As a white woman at Calvin, I walk through the majority of my days unaware of the gender and racial aspects of my identity. I didn’t have to fight to be admitted here on the basis of my gender. I have been blessed to have female supervisors and mentors touch nearly every inch of my life as a Calvin student. And as a communication major, women make up the majority of my peers and professors. 

But when VP Visser sent that email, I suddenly became aware of my female identity. 

I became aware of the fact that my female housemates ride the bus by themselves every day. I became aware of the fact that while my classes in communication are made up of mostly women, my classes in other departments are mostly male. I became aware of the short walk from the library doors to my car in the CFAC parking lot at 10 PM as my heart nearly beat out of my chest with anxiety. 

On Sunday afternoon, I opened the package from my Wednesday night order. I pulled out a small cylinder. Pepper spray. Bright pink, of course, because even retailers know that women are their primary consumers. When my housemate asked me if I was happy with it, my answer was that I was mad, mad that this is the world we live in, one where I now carry a weapon next to my car key. Not because I want to, but because I have to for my own safety and, most importantly, peace of mind. 

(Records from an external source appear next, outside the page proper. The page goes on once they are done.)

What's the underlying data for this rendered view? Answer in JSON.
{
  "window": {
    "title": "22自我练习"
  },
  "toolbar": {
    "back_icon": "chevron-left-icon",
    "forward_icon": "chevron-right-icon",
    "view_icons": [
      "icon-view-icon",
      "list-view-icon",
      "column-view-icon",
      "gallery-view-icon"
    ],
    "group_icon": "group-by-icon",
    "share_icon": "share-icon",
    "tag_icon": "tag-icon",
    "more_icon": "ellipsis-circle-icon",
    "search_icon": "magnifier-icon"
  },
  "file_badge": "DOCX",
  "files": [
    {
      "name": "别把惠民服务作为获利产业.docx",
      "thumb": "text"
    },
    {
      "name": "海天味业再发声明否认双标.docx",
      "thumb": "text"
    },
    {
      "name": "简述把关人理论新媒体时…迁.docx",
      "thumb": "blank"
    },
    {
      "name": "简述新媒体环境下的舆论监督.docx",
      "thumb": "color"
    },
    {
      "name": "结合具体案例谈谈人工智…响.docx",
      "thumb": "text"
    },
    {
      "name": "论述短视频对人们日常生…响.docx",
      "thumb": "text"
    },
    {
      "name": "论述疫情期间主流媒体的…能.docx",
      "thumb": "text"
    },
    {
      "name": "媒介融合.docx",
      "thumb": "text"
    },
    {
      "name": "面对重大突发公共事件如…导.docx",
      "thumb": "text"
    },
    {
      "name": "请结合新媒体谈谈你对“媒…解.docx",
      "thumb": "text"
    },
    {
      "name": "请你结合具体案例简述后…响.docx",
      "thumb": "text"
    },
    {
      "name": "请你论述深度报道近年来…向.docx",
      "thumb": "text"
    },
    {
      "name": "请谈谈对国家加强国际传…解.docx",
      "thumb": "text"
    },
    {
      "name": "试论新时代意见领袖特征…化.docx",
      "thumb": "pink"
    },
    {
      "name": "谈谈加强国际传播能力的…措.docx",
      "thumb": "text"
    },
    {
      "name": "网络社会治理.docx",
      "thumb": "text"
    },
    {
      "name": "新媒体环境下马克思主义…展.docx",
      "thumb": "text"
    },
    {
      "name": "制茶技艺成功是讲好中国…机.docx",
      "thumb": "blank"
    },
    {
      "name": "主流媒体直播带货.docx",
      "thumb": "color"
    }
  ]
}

That night I became more aware that the injustices of the world affect our campus too, but I also became even more conscious of the fact that the women (and men) that make up this campus and this community are strong and relentless in their fight for justice. And that we serve the God of justice — that the injustices that make me mad, anger him even more. 

I wish I could exist in a world where I didn’t have to be aware of the fact that my gender made me at risk for danger. I wish my identity didn’t stir up fear in my chest as I walk across campus. 

As a society, we have come a long way in moving towards gender equality — the fact that I can walk out of the library at 10 PM after studying for my exam in higher education is evidence of that. But we are nowhere near done. My experience, as a white woman, is just one experience. Other women haven’t just had to fear, but have had to deal with the very things that I fear. And even these experiences don’t touch on the experiences of other minorities, such as racial minorities and those in the LGBTQIA+ community. 

The injustices that women face on this campus, in this city, and all around the world are not okay. They are not of God. This is not shalom. And it’s on all of us, yes, all of us, to seek justice.